またAM19シリーズは、バックレスト(背もたれ)とシートクッション(座面)の骨格に従来までのメタルストラクチャーとコンポジットマテリアル(複合樹脂素材)のハイブリッドという革新的な技術を採用したていた。特にシートクッションは、SRシリーズやエルゴメドシリーズに採用されているラバーマットサスペンション(ウレタンフォームのたわみを抑えると共に路面からの振動を吸収する機能をもつ部品)を使用せず、RECARO独自の技術で開発したサスペンデットシェル(シートクッションの骨格に振動吸収の性能を装備)を使用していた。つまり路面からの振動をクッションやその他の追加部品で吸収するのではなく、骨格に備えたサンスペンション機能で吸収していた。この技術によって、従来よりもローポジションでシートを取り付けるメリットを生み出した。

そして骨格、基本的な装備、採用する技術を共通化してスポーツシート、コンフォートシートなど異なるカテゴリーのモデルをバリエーションとしてラインアップした。SPORT、TREND、STYLEというモデル名でAM19シリーズは彩られた。今となっては一般的となった自動車メーカーのプラットフォーム化(フレームやコンポーネントなどを異なる車種で共通化して新型車の開発効率を高める方法)をRECAROはこのAM19シリーズでどこよりも早く開発していた。故に世界中の自動車メーカーが、スポーツカー、セダン、SUVなど、さまざまなセグメントのパフォーマンスグレードに採用した。

スポーツドライビングを愉しむスポーツシートとしてのホールド性能、ロングドライブを愉しむコンフォートシートとしての快適性能、この相反する性能をバランスよく融合したのがAM19シリーズであった。今も変わらずこのモデルを愛用しているオーナーは多い。

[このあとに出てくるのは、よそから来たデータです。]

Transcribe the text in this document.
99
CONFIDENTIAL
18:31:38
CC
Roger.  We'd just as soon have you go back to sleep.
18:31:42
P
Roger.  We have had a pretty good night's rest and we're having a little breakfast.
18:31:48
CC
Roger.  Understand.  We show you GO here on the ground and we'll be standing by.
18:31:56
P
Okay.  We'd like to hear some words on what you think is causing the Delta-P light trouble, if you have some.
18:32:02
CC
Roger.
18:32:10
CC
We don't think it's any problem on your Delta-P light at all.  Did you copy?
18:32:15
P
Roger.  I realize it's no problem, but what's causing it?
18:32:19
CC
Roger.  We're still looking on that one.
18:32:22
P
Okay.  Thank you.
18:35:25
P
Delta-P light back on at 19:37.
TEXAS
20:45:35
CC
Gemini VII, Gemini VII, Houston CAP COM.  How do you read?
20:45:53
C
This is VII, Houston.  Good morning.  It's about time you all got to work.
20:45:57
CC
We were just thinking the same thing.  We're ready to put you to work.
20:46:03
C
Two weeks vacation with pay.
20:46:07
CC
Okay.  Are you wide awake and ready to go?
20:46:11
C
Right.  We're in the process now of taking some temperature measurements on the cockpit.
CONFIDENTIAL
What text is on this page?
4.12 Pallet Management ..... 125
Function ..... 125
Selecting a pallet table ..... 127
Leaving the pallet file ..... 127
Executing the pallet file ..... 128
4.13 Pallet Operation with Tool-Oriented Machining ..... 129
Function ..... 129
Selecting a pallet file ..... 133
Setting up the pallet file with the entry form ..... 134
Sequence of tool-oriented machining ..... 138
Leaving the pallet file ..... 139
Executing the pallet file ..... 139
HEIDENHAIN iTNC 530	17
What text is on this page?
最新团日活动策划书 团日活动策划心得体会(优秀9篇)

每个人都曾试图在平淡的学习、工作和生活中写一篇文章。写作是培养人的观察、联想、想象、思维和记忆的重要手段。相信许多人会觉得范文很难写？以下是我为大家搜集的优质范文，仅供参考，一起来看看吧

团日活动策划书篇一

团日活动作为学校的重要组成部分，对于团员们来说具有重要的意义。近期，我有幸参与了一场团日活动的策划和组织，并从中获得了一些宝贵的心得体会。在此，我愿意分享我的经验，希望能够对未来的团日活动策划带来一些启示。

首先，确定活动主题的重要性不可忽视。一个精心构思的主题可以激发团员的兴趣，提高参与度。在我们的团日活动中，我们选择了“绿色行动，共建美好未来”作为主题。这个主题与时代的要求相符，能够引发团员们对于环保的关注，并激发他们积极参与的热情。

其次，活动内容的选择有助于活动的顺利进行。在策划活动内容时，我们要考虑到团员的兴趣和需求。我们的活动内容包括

AM19シリーズの最後のモデルとしてラインアップされていたSPORT-JC、STYLE-DC、、STYLE-JCの生産終了。惜別の声も非常に多い。先人の叡智の結晶である。RECAROが受け継ぐべきDNAが詰まったモデルである。それでもRECAROは、次世代のスポーツ&コンフォートシートシリーズの開発を進めている。1年後、2年後、RECAROは、新たなRECAROのフラッグシップモデルを発表する準備を進めている。変わらず受け継ぐべきものと、変わるべきもの、その思想を重ね合わせ未来のシートを創り出す。

惜別のAM19シリーズ。今まで多くの人に愛され続けたAM19シリーズ。ありがとうございました。今なお、このAM19シリーズを所有しているオーナー様は、ぜひともこれからも大切にご愛用ください。